Student-run beverage delivery service H2Bro has floundered this semester after a technical mistake on their website said it was closed for business.

Though H20Bro manager Will Roth (MSB ’14) corrected the mislabeled site this week, he said that the company needs to increase on-campus awareness.

“The site definitely didn’t help us through the fact that it said that, and so I think we could probably do a better job as to getting our name out there,” he said.

Along with fellow manager Noble Carpenter (COL ’14), Roth plans to continue to increase H2Bro’s clientele this year. Currently, the company averages about 40 customers each week, an increase from the original 10 customers each week when the company was founded in 2009.

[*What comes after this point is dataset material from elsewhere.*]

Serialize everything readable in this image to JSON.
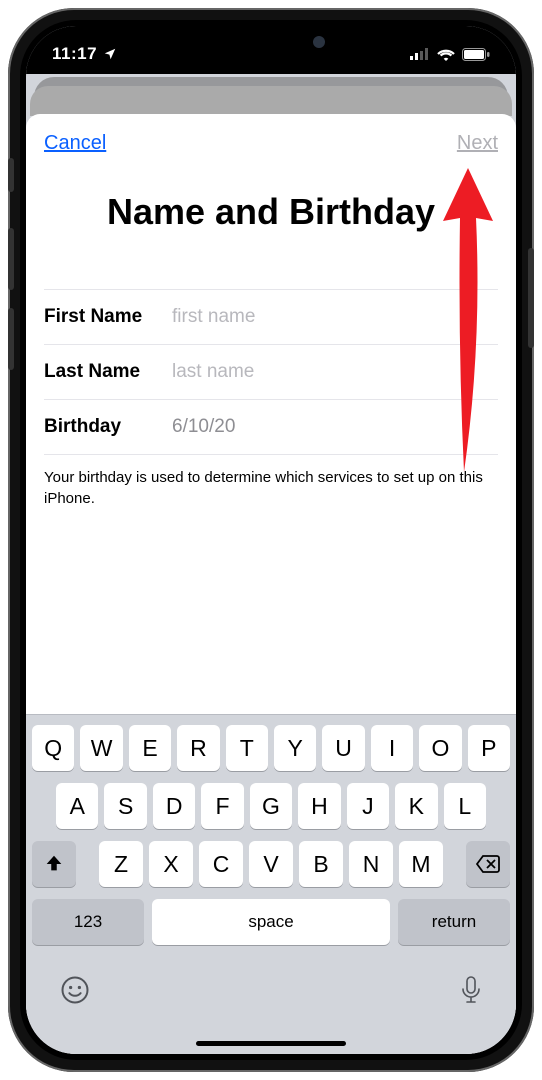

Founders, Andrew Pence (SFS ’12), Brian Kim (COL ’12), Peter Hadjipateras (COL ’12) and Bowen Williams (SFS ’12), developed the idea during their freshman year, but current H2Bro managers are looking to expand the company’s presence on campus. However, its original founders graduated last May, leaving the delivery service in a transitional period.

Efforts to expand H2Bro’s scope to other parts of the District, including The George Washington University, were unsuccessful last year.

“At first it went well, then the school got aggressive with [the company],” Roth said. “They were a little skeptical of an outsider just coming in and delivering water to the dorm.”

But Roth noted the benefits of H2Bro’s student leadership at Georgetown.

“We’re students, we have access to the dorm and we can bring it right to your door,” he said. “The few people we’ve talked to have said, ‘Thanks guys — you’re providing a service to the school.’ Parents love it.”

Outside of H2Bro’s loyal base of customers, many students have either not heard of the service or never thought to use it.

“It was a great concept,” Carla Frank (COL ’13) said. “I never used it. It occurred to me, but I don’t know why I didn’t.”

Roth and Carpenter hope to increase H2Bro’s presence on campus this semester through advertising.

“We really want to start being more aggressive with our advertising, and that will be Facebook, that will be tabling [and] that will be flyering,” Roth said.

Despite numerous setbacks, Roth and Carpenter are still committed to their business.

“We invested a lot of time in this company our first two years, so it means more to us,” Carpenter said.